I know of no incident like this in history, unless it be the discovery in a chest in the castle of Edinburgh, where they had been lost for one hundred and eleven years, of the ancient regalia of Scotland,--the crown of Bruce, the sceptre and sword of state. The lovers of Walter Scott, who was one of the commissioners who made the search, remember his intense emotion, as described by his daughter, when the lid was removed. Her feelings were worked up to such a pitch that she nearly fainted, and drew back from the circle.

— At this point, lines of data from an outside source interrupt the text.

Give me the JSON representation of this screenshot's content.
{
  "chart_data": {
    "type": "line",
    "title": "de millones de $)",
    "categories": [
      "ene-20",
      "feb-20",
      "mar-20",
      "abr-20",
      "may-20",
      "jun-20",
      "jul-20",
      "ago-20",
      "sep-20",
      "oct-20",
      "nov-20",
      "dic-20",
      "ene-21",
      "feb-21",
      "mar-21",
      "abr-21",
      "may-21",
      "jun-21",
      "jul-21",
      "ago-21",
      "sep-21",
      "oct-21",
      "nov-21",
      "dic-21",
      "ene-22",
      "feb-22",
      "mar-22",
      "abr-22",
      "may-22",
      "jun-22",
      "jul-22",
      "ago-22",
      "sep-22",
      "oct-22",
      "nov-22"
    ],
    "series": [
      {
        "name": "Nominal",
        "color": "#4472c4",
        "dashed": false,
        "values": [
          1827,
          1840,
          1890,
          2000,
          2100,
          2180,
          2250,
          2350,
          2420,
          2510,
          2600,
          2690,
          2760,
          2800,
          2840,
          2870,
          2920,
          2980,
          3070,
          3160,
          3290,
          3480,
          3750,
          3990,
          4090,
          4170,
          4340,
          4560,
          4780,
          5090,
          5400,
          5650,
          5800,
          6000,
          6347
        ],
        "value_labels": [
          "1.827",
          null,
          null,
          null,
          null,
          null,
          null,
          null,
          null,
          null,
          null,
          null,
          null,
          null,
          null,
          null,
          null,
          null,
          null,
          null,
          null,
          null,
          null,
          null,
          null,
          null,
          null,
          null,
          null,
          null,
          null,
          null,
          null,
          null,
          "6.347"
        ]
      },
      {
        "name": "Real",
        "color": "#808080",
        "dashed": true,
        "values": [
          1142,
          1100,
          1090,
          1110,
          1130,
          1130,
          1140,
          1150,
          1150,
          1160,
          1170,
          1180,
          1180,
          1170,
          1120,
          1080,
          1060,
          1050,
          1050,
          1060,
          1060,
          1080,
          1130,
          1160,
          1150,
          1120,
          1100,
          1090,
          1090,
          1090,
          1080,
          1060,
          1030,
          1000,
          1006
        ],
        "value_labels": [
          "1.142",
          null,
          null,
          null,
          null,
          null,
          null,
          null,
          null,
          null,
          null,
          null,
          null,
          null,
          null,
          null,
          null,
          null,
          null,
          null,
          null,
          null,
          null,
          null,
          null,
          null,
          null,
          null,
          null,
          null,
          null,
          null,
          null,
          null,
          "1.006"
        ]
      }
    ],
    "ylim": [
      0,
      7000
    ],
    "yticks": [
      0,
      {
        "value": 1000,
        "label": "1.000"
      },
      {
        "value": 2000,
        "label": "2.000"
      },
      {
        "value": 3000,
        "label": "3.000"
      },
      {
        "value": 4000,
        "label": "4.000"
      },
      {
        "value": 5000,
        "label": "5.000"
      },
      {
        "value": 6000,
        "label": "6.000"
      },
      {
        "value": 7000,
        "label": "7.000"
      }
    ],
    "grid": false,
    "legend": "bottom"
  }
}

As she was retiring she was startled by his voice exclaiming, in a tone of the deepest emotion, "something between anger and despair," as she expressed it: "By God, no!" One of the commissioners, not quite entering into the solemnity with which Scott regarded this business, had, it seems, made a sort of motion as if he meant to put the crown on the head of one of the young ladies near him, but the voice and the aspect of the poet were more than sufficient to make this worthy gentleman understand his error; and, respecting the enthusiasm with which he had not been taught to sympathize, he laid down the ancient diadem with an air of painful embarrassment. Scott whispered, "Pray forgive me," and turning round at the moment observed his daughter deadly pale and leaning by the door. He immediately drew her out of the room, and when she had somewhat recovered in the fresh air, walked with her across Mound to Castle Street. "He never spoke all the way home," she says, "but every now and then I felt his arm tremble, and from that time I fancied he began to treat me more like a woman than a child. I thought he liked me better, too, than he had ever done before."

There have been several attempts to procure the return of the manuscript to this country. Mr. Winthrop, in 1860, through the venerable John Sinclair, archdeacon, urged the Bishop of London to give it up, and proposed that the Prince of Wales, then just coming to this country, should take it across the Atlantic and present it to the people of Massachusetts. The Attorney-General, Sir Fitzroy Kelley, approved the plan, and said it would be an exceptional act of grace, a most interesting action, and that he heartily wished the success of the application. But the bishop refused. Again, in 1869, John Lothrop Motley, then minister to England, who had a great and deserved influence there, repeated the proposition, at the suggestion of that most accomplished scholar, Justin Winsor. But his appeal had the same fate. The bishop gave no encouragement, and said, as had been said nine years before, that the property could not be alienated without an act of Parliament. Mr. Winsor planned to repeat the attempt on his visit to England in 1877. When he was at Fulham the bishop was absent, and he was obliged to come home without seeing him in person.

In 1881, at the time of the death of President Garfield, Benjamin Scott, chamberlain of London, proposed again in the newspapers that the restitution should be made. But nothing came of it.